Sia come sia, questo è il quadro: un grande fracasso da tutte le parti, un assordante silenzio dal lato della filosofia; ma, in conclusione, poca sostanza di pensiero, per non dire nessuna, dietro a tutta questa retorica della “liberazione sessuale” che, ormai, non si capisce a chi o cosa voglia indirizzarsi, visto che le ultime barriere del pudore sono state infrante da un pezzo e che, semmai, sono i sessualmente “normali” a doversi mettere sulla difensiva, a doversi giustificare, a dover rendere conto dei loro obliqui e segreti obiettivi, nascosti dietro una ipocrita facciata di rispettabilità piccolo-borghese.

Naturalmente, nella grande ubriacatura degli anni Sessanta e Settanta del secolo scorso, i soliti hippies californiani hanno scoperto anche la spiritualità orientale, e non poteva essere altrimenti, visto che a partire da allora Los Angeles e San Francisco sono diventate, senza che il mondo se ne rendesse conto, le nuove capitali morali dell’Occidente, e dunque del mondo stesso; dopo di che, di riflesso (come si addice ad ogni periferia imperiale che si rispetti), anche in Europa qualcuno è andato a informarsi sul buddismo tantrico e sullo Yoga del sesso, tornandone più che mai euforico per aver brillantemente scoperto l’acqua calda.
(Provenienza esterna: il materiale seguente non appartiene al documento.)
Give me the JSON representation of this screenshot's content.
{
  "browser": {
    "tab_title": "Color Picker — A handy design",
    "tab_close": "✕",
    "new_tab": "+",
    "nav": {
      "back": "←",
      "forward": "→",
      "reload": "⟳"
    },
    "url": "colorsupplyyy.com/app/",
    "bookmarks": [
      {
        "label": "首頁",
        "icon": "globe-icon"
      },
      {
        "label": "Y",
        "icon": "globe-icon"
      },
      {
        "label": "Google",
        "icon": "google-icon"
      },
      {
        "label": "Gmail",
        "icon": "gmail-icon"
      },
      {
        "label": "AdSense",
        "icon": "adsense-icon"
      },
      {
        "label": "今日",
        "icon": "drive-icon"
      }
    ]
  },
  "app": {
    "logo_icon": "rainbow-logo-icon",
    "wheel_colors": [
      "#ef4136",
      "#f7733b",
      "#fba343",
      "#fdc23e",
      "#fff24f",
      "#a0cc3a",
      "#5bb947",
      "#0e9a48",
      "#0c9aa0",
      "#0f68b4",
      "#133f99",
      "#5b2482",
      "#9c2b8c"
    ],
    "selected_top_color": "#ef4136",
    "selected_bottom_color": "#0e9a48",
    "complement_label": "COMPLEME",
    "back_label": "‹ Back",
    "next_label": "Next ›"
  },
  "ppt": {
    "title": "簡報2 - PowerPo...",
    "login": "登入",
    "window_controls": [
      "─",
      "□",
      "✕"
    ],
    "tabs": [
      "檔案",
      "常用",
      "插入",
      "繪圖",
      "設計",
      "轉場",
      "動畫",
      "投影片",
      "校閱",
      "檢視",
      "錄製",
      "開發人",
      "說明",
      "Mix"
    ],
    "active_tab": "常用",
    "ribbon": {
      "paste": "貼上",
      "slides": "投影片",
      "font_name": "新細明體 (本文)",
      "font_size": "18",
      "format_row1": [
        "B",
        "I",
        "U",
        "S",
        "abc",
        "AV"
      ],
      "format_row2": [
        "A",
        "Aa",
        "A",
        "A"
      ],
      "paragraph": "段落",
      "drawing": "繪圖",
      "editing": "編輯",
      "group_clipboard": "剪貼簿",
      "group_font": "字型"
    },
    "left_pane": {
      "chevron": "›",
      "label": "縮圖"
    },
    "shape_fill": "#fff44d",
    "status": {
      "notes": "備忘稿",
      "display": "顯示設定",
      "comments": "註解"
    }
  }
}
Queste veloci puntualizzazioni erano necessarie quale indispensabile contestualizzazione di un discorso sul significato e sulle prospettive dell’Eros nella cultura contemporanea, sgombrando il campo da un bel po’ di paccottiglia e riconducendo la riflessione nel solco di una prospettiva che, pur tenendo conto della tradizione - dai Greci e dai Latini fino ai trovatori provenzali e ai narratori arturiani, per poi ricollegarsi ai secoli della modernità, passando per le sconcezze di Aretino e il cinismo di Machiavelli -, non perda di vista ciò che l’Eros può ancora dire e dare all’uomo occidentale contemporaneo, senza illusioni, ma anche senza sterili moralismi.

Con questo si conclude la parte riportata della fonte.